By $K_v$ I mean the minimun amount of vertices to be removed from a connected graph such that it loses its connectivity
We define the Graph $G_n$ as a graph with $3^n$ vertices, where each vertex has an assigned string of $n$ digits 0, 1 or 2, and two vertices are connected if and only if they differ in exactly one bit
I want to prove that the Graph $G_n, n \ge 2$ is $2n$-connected, but I always get stuck
I tried to show that between any two vertices there are $2n$ disjoint paths that connect them, but I can't find an easy way of proving it.
I also tried by induction, saying that $G_n$ is connected and then building $G_{n+1}$ with 3 copies of $G_n$, but I also can't seem to go anywhere
What else can I try?
Let the enemy erase $2n-1$ vertices and select two of the remaining vertices. Put a token on each of the selected vertices; our job is now to move the tokens along the graph until they meet. (This will prove that there was a path between the two selected vertices).
If the two tokens have no coordinate in common, show that it is possible to move one of them a single step such that they now have a coordinate in common.
We can thus assume that the two tokens have at least one coordinate in common. Without loss of generality let's suppose they are both in layer $0$.

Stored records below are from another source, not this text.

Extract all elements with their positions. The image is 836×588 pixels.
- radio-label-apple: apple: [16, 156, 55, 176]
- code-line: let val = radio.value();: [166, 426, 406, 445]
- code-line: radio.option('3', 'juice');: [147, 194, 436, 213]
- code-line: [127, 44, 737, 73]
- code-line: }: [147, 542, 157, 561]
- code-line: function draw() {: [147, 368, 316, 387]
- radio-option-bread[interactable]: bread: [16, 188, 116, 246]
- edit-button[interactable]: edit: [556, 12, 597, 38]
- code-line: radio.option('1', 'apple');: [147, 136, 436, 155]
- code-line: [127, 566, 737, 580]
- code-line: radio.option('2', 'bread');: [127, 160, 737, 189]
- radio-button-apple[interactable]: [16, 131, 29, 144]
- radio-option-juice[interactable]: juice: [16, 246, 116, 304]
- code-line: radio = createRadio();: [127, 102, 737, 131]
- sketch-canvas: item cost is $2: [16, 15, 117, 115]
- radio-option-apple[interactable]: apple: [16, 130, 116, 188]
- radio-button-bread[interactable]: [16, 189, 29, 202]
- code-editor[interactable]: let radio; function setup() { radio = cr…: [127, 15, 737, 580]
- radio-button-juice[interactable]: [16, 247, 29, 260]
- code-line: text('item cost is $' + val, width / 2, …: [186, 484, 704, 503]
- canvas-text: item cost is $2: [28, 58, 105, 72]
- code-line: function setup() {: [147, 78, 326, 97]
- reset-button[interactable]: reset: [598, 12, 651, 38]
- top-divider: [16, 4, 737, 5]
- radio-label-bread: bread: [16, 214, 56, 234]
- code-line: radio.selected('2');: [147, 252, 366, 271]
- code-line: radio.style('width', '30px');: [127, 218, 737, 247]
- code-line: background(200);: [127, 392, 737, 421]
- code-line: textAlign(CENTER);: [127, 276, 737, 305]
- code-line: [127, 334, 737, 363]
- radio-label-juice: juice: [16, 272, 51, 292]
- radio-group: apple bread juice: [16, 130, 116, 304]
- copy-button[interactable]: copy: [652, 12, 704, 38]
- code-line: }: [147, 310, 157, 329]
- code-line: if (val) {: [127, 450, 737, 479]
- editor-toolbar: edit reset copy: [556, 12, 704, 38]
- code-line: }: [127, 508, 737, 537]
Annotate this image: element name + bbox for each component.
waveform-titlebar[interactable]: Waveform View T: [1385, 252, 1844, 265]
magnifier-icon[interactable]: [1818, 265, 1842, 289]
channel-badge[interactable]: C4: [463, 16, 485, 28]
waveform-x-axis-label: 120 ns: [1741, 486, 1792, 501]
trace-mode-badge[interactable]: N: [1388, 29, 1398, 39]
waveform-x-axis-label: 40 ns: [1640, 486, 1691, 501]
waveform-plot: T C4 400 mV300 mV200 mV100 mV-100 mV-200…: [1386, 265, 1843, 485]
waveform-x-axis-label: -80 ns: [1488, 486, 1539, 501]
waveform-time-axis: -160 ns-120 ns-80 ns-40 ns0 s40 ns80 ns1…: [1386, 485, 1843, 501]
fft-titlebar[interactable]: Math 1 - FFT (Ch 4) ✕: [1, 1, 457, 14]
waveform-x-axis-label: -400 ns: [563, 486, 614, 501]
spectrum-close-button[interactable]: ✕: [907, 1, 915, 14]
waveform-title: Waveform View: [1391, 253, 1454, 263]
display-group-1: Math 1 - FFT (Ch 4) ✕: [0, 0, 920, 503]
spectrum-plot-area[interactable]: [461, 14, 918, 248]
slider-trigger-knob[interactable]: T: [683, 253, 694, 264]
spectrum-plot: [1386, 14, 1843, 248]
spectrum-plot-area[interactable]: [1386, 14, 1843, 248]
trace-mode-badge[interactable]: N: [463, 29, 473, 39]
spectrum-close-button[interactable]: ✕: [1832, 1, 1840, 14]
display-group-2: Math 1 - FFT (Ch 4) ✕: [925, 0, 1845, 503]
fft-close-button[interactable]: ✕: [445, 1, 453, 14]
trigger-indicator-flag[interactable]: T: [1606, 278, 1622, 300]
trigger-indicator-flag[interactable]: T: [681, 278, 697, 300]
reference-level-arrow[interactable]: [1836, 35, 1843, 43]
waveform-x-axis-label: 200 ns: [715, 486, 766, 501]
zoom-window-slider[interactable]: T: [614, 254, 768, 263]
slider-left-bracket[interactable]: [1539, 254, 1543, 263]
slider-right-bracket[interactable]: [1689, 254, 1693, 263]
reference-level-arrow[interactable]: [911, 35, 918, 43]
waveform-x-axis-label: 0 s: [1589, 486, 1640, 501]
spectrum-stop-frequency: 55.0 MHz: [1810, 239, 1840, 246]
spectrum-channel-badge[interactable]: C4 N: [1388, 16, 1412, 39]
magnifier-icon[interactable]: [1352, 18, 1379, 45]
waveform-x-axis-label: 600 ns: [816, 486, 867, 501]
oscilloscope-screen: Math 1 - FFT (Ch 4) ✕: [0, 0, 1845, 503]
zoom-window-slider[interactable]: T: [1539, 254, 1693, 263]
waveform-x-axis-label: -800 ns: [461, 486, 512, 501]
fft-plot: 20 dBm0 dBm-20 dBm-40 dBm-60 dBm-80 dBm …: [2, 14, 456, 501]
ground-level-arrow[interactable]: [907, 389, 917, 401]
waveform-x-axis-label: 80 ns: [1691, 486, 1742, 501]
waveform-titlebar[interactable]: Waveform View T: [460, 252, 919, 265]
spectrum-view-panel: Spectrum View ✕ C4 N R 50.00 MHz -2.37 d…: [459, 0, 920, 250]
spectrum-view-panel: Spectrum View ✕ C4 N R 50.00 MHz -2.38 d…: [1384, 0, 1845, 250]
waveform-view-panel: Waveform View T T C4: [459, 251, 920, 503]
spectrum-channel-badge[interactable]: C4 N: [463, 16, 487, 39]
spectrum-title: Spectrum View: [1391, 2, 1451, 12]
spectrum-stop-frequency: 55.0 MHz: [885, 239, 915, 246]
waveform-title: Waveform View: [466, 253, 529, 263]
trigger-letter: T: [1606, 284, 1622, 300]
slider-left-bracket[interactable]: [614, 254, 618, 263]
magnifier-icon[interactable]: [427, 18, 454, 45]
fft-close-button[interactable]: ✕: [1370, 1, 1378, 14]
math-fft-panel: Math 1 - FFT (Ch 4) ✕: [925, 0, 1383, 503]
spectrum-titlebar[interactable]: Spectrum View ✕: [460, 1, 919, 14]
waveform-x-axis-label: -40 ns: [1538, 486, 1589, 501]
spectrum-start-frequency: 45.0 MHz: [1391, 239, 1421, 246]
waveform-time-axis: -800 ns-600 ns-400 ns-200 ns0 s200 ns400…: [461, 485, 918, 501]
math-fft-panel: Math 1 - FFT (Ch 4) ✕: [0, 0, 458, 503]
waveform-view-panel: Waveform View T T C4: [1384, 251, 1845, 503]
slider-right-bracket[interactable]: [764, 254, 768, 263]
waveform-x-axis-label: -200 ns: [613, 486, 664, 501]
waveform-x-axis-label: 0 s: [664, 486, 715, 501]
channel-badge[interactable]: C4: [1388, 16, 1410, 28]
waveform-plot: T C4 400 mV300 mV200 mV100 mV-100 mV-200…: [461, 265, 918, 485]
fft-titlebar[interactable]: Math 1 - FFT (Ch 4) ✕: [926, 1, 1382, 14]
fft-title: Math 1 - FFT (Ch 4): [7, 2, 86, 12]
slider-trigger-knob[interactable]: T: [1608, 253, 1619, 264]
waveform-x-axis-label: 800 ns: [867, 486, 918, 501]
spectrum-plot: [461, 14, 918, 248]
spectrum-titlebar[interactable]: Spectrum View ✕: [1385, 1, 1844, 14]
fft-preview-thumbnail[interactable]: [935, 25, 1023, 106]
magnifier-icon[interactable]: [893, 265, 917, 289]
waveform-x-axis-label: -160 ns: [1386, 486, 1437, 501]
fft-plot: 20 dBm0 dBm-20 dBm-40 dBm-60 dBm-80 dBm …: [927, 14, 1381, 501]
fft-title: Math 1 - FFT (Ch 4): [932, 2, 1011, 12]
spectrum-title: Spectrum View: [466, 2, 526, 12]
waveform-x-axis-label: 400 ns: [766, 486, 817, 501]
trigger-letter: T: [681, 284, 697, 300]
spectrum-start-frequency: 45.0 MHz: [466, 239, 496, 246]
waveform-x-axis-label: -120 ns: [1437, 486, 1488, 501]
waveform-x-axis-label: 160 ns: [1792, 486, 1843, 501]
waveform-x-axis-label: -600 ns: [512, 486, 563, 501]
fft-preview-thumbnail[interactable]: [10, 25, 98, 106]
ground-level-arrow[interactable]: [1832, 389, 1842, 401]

If fewer than $2(n-1)$ nodes have been erased in layer $0$, then we can (by induction) connect the two vertices in layer $0$ alone. But otherwise there can be at most one erased node in layers $1$ and $2$, so one of these layers is completely without erasures. Move each token up to that layer and then the rest is easy.
Specialized base cases will be needed for $n\le 2$; I will leave those to you.